New tools from blogs and RSS feeds to Facebook and Twitter have made online communication more user-friendly since the days of Usenet, said Lenore Ramm, Dietolf Ramms daughter, who now works as an IT analyst with Dukes Office of Information Technology (OIT).
Applications like Twitter have made communicating easier, but the challenges are still the same: trying to keep up with the information flow, sorting through it all and prioritizing what information to take in, she said.
Like an increasing number of Internet service providers who have shut down their newsgroup servers, Duke decided to retire its aging Usenet server based on low usage and rising costs.
I remember Usenet — anyone else use UUencode and UUdecode to pass music and pics? alt.wesley.crusher.die.die.die...?
Thanks for posting...I enjoy Internet history.
I started with Usenet....so sad to see this mode of communication fade away, yet exciting to see all the new developments.
bump
Here’s the guy who REALLY created the Internet (hint: it wasn’t Algore).
http://en.wikipedia.org/wiki/Leonard_Kleinrock
I remember alt.barney.dinosaur.die.die.die and alt.callahans.
Being from Cleveland, I used Freenet instead.
Usenet was fun. Back in the mid-1990s, I felt like I was on the cutting edge by using it. Also, around that time I was listening to the Smashing Pumpkins, the Chuck Harder radio show and posting on Usenet about the X-Files (TV Show). Those were such innocent days. Now I am more jaded and cynical.
Oh lord... uuencode... [gulp] We forget what a pain in the asterisk it used to be to do even the simplest of things.
And we did it at 300 baud. LOL.
Sad isn’t it? At one time unlimited vistas, now, eh, not so much.
Been there - done that. ;-)
I remember when browsers were only text based (Lynx) and there were only .MIL, .EDU and .GOV domains. And it wasn’t THAT long ago! ;-)
>>And we did it at 300 baud. LOL.<<
Remember TTYs (real ones) at 110 Baud?
Some things are best left in the olden days...
:)
Bullshit in my opinion....yeah, it's all great, but this is "planned obsolescence".
My one year old DVD player is obsolete. My new computer with Win 7 is almost there. I had to get a new Jitterbug last year 'cause it didn't have a GPS. I can hardly find any eight tracks anymore. It all is very frustrating to your run-of-the-mill consumer.
Life sucks.
I met my wife on BITNet (all EDUs).
Long time ago...
I remember, way back in 1989, someone I knew trying desperately to convince me to sign up for email. I didn’t see the point of it. Turns out that he had one of the earliest websites on the WWW. I signed up for the email account reluctantly. I remember thinking to myself, “When the hell am I ever going to use this?”

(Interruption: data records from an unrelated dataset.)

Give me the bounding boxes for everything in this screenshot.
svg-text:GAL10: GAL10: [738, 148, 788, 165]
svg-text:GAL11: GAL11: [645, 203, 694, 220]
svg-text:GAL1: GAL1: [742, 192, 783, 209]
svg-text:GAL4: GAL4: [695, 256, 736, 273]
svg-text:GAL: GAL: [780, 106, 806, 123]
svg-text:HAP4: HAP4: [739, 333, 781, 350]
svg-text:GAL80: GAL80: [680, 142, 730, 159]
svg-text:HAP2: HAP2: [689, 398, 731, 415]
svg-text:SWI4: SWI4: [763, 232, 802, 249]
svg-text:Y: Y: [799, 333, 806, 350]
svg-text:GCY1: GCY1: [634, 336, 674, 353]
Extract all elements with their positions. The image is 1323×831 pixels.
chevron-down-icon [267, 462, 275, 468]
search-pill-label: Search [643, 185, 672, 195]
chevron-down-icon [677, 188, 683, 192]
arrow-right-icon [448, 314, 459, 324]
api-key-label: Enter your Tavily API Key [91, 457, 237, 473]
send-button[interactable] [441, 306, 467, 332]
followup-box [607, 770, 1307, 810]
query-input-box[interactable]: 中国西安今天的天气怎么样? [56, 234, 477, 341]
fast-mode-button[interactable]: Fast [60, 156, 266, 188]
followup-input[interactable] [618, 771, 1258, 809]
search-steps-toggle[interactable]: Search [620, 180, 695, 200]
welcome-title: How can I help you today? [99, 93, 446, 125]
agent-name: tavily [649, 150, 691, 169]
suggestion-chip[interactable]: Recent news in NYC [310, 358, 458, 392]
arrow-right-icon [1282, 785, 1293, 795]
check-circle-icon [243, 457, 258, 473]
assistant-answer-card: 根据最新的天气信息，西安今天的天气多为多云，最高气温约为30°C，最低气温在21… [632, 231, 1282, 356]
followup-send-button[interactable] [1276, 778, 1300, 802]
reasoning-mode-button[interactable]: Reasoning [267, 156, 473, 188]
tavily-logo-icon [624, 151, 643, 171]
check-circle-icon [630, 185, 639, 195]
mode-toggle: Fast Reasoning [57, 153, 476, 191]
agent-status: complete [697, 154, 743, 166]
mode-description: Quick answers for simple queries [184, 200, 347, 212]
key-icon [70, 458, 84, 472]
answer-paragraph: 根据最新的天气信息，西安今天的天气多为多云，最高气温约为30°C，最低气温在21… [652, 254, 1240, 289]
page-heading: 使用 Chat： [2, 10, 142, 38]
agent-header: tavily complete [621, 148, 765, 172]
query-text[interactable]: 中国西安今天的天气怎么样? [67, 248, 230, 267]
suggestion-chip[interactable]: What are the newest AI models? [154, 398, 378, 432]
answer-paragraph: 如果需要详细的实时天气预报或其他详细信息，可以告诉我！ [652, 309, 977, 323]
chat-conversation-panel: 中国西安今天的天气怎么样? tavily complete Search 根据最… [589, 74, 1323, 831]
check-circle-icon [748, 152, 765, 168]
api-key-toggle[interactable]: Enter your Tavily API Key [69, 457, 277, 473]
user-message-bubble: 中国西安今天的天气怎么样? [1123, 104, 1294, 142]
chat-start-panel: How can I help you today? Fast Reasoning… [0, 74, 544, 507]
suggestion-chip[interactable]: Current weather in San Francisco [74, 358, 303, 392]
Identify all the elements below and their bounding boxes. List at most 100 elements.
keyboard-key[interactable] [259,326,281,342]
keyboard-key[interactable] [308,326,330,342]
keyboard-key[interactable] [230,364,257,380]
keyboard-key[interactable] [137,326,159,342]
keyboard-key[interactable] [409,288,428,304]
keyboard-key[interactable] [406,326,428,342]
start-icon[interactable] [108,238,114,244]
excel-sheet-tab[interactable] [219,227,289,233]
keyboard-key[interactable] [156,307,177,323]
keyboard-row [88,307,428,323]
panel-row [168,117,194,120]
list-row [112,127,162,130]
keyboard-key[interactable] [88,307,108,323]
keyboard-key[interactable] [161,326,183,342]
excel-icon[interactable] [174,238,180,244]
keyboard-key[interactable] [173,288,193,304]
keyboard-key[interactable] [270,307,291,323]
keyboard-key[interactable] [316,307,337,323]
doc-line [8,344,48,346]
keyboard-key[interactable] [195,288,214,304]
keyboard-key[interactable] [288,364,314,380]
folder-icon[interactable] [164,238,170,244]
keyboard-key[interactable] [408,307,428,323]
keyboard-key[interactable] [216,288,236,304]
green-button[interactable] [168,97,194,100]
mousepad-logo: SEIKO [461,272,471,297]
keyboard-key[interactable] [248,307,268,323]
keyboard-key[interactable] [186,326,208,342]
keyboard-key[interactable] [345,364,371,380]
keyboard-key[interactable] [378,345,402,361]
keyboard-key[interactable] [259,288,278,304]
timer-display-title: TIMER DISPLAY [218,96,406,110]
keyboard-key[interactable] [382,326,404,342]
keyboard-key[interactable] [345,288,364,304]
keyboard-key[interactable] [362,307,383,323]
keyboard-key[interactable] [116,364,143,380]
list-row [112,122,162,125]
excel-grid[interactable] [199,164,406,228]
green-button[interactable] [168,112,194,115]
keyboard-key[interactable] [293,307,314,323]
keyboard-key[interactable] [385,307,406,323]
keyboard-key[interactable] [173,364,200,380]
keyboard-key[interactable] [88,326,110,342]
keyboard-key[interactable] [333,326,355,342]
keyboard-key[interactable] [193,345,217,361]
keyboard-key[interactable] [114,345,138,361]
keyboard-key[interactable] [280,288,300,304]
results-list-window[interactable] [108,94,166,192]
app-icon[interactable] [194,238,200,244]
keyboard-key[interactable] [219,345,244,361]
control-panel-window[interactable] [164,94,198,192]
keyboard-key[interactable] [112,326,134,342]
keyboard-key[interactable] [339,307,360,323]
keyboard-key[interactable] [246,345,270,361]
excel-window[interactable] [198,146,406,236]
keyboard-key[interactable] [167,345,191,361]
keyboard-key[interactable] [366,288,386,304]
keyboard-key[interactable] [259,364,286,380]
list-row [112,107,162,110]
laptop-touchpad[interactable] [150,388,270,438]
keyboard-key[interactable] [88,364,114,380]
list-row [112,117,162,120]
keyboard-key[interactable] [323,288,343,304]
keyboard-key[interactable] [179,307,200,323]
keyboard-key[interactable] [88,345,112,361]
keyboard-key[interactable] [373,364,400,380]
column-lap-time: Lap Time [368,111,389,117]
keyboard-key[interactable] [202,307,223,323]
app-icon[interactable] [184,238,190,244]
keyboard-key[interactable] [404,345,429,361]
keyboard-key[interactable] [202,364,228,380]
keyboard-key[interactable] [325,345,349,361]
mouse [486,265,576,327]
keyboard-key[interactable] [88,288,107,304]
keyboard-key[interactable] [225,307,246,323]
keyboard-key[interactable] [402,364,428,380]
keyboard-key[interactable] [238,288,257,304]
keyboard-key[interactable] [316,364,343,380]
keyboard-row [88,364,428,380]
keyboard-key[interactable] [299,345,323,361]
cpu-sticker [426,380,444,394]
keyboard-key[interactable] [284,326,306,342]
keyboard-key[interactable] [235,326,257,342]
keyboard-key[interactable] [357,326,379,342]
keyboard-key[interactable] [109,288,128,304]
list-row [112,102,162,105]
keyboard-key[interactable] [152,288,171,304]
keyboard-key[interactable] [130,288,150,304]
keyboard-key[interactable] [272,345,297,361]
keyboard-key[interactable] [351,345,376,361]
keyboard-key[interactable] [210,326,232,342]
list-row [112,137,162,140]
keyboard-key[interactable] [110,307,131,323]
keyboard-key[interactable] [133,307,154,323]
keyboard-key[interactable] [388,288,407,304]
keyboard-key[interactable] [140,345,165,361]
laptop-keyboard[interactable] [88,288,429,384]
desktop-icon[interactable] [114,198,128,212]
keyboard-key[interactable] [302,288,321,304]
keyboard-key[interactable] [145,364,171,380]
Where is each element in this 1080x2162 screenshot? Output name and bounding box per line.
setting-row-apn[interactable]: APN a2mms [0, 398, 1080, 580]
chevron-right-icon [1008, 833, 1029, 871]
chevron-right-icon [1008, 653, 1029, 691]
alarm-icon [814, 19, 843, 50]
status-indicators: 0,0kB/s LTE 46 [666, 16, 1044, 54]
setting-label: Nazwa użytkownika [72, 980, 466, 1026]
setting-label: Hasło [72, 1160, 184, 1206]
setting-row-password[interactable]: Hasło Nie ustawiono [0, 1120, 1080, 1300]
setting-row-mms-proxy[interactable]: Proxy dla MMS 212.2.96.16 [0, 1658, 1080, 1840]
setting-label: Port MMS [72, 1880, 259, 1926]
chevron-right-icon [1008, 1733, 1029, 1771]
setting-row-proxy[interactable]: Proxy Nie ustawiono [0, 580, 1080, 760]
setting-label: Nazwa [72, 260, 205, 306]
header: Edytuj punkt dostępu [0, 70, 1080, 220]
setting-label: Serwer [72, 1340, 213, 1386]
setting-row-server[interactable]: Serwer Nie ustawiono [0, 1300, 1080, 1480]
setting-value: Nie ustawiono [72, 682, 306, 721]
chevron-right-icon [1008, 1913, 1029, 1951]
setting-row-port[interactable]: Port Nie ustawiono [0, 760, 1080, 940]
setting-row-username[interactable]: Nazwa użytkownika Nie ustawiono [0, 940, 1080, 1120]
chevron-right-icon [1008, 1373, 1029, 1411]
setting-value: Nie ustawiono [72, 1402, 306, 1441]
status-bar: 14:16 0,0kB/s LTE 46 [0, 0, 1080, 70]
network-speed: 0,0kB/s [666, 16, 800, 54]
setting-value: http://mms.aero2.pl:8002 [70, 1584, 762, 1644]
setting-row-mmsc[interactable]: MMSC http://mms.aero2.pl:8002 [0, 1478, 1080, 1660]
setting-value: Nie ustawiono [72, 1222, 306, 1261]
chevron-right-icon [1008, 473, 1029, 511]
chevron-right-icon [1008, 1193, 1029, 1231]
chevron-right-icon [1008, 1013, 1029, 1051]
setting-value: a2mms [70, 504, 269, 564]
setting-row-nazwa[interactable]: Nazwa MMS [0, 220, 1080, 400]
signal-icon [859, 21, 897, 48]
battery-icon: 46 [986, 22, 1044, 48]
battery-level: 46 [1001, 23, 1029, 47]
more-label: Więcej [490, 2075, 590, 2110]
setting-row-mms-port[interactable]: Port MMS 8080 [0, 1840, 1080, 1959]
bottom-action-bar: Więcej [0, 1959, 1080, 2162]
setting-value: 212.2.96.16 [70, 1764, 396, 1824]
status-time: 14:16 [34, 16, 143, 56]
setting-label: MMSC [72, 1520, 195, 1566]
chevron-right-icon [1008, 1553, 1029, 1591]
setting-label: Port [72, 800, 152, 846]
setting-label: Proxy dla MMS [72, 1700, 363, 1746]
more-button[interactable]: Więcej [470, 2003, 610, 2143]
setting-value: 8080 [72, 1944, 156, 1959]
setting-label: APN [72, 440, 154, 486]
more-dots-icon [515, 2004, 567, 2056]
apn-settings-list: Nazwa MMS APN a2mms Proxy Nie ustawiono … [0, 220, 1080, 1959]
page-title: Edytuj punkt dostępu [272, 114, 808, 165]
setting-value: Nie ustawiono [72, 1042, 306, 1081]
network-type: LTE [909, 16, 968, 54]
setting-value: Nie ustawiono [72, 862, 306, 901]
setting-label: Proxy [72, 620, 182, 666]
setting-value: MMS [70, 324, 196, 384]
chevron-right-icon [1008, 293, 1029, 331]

Even in the mid-1990s someone I knew was amazed when she tried to think me for a gift via email. She saw from my account profile that I had no accessed the account in two years. She said in her email - which I only read nine months later - that she knew that had to be a mistake. No one would just let their email go unchecked for two years!!!
Yeah, I would. I did.
Now I use it TOO MUCH.
>>I can hardly find any eight tracks anymore<<
“hardly?” LOL!
Hey, I have some vinyl licorice pizzas still. I have a USB turntable and am slowly translating them to digital...
I remember trying to keep out the flood uuencoded pr0n from hogging all of my USENET server’s dialup bandwidth. Some things never change.
Ha! The way it is for ALL of us...using too much, that is! My first use of usenet was in sports-talk...it still works well for that.
Traffic volume is up to 6 terabytes per day. Nobody goes to Usenet anymore, it's too crowded.